In Richmond, Moore said, a large standing wave in the James River gives urban SUP riders a handy place to surf. "We have a community that meets there at 5 every afternoon," he said.

Stand-up paddleboarding is an activity "that's very accessible to all kinds of people," Moore said.

Most people are able to get on top of a board and start paddling within a few hours after receiving initial instruction. Popular flat-water SUP locales in West Virginia include Summersville Lake, where Seiler gives lessons on the basics of the sport, Hawks Nest Lake, and the pool in the New River between Fayette Station Bridge and Fayette Station Rapids, where a series of SUP races was held on Thursday.

Riding a stand-up paddleboard downriver through rapids gives veteran kayak paddlers a new way to ramp up their adrenalin levels.

"It's one of the fastest-growing sports happening now," said Haley Mills, a Kentucky native and a member of the U.S. Freestyle Kayak Team, who tours the world to compete in kayak and SUP events. "You can do SUP on oceans, rivers and lakes. You don't have to travel far to find a place to go, and you don't need a lot of gear."

At Wednesday's event, SUP riders were able to try out demo boards in varying shapes, sizes and performance capabilities.
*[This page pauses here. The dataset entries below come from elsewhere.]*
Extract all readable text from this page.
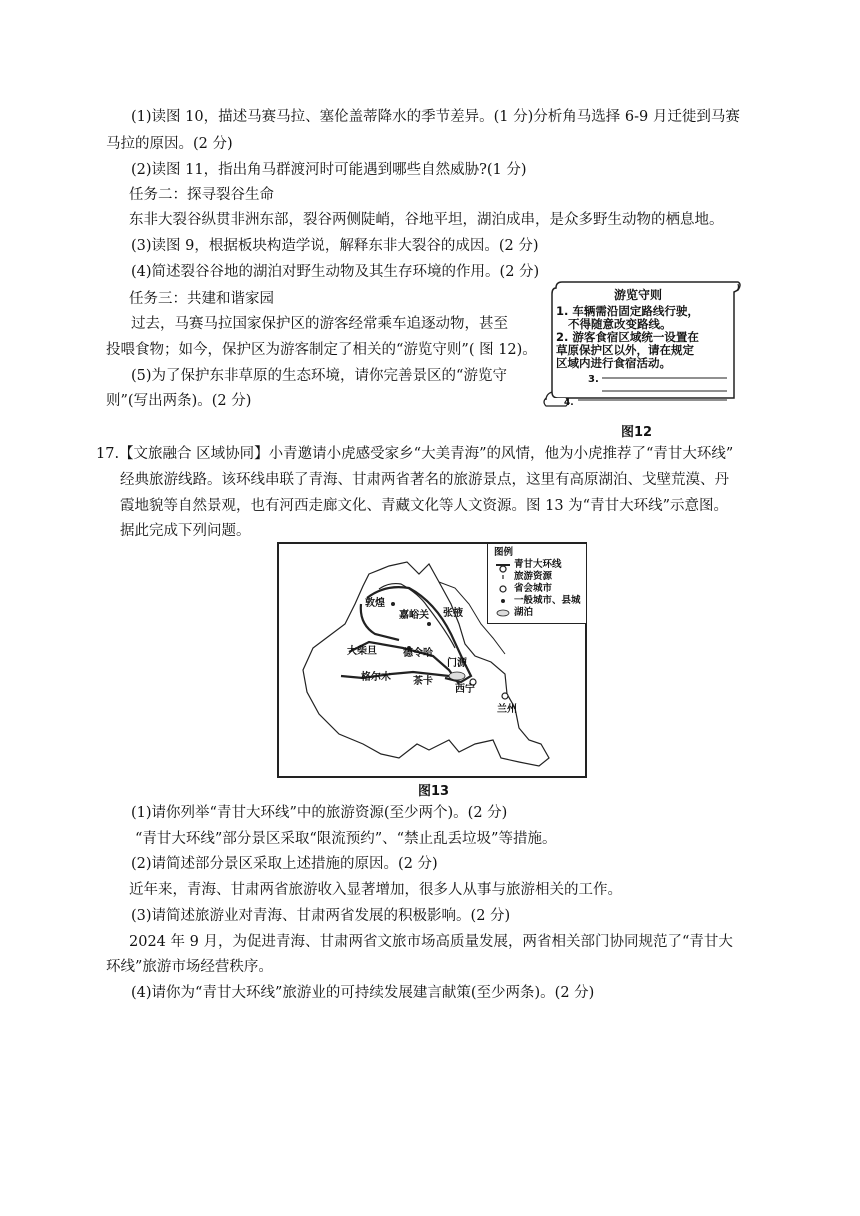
(1)读图 10，描述马赛马拉、塞伦盖蒂降水的季节差异。(1 分)分析角马选择 6-9 月迁徙到马赛
马拉的原因。(2 分)
(2)读图 11，指出角马群渡河时可能遇到哪些自然威胁?(1 分)
任务二：探寻裂谷生命
东非大裂谷纵贯非洲东部，裂谷两侧陡峭，谷地平坦，湖泊成串，是众多野生动物的栖息地。
(3)读图 9，根据板块构造学说，解释东非大裂谷的成因。(2 分)
(4)简述裂谷谷地的湖泊对野生动物及其生存环境的作用。(2 分)
任务三：共建和谐家园
过去，马赛马拉国家保护区的游客经常乘车追逐动物，甚至
投喂食物；如今，保护区为游客制定了相关的“游览守则”( 图 12)。
(5)为了保护东非草原的生态环境，请你完善景区的“游览守
则”(写出两条)。(2 分)
游览守则
1. 车辆需沿固定路线行驶，
不得随意改变路线。
2. 游客食宿区域统一设置在
草原保护区以外，请在规定
区域内进行食宿活动。
3.
4.
图12
17.【文旅融合 区域协同】小青邀请小虎感受家乡“大美青海”的风情，他为小虎推荐了“青甘大环线”
经典旅游线路。该环线串联了青海、甘肃两省著名的旅游景点，这里有高原湖泊、戈壁荒漠、丹
霞地貌等自然景观，也有河西走廊文化、青藏文化等人文资源。图 13 为“青甘大环线”示意图。
据此完成下列问题。
敦煌
嘉峪关 张掖
大柴旦	德令哈
门源
格尔木 茶卡
西宁
兰州
图例
青甘大环线
旅游资源
省会城市
一般城市、县城
湖泊
图13
(1)请你列举“青甘大环线”中的旅游资源(至少两个)。(2 分)
“青甘大环线”部分景区采取“限流预约”、“禁止乱丢垃圾”等措施。
(2)请简述部分景区采取上述措施的原因。(2 分)
近年来，青海、甘肃两省旅游收入显著增加，很多人从事与旅游相关的工作。
(3)请简述旅游业对青海、甘肃两省发展的积极影响。(2 分)
2024 年 9 月，为促进青海、甘肃两省文旅市场高质量发展，两省相关部门协同规范了“青甘大
环线”旅游市场经营秩序。
(4)请你为“青甘大环线”旅游业的可持续发展建言献策(至少两条)。(2 分)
"I've done this on flat water, but not in a place like this," said former Charleston resident Rachel Kutskill, now of Fayetteville, who was among those checking out demo boards after watching the surfing action on Perfect Wave. "I think I'll be spending a lot of time in the water today," she said with a laugh.

"Since the sport is really new, they're always tweaking board design to see what works best," said Moore. "This gives people the chance to sample what's out there."

"This is the most public attention our secret little spot has had so far," said Seiler. "I'm hoping that, by next year, we'll be able to hold a competition here."

Meanwhile, she said, there are a number of other known standing waves to sample in West Virginia's whitewater country, "and so many others that haven't been discovered."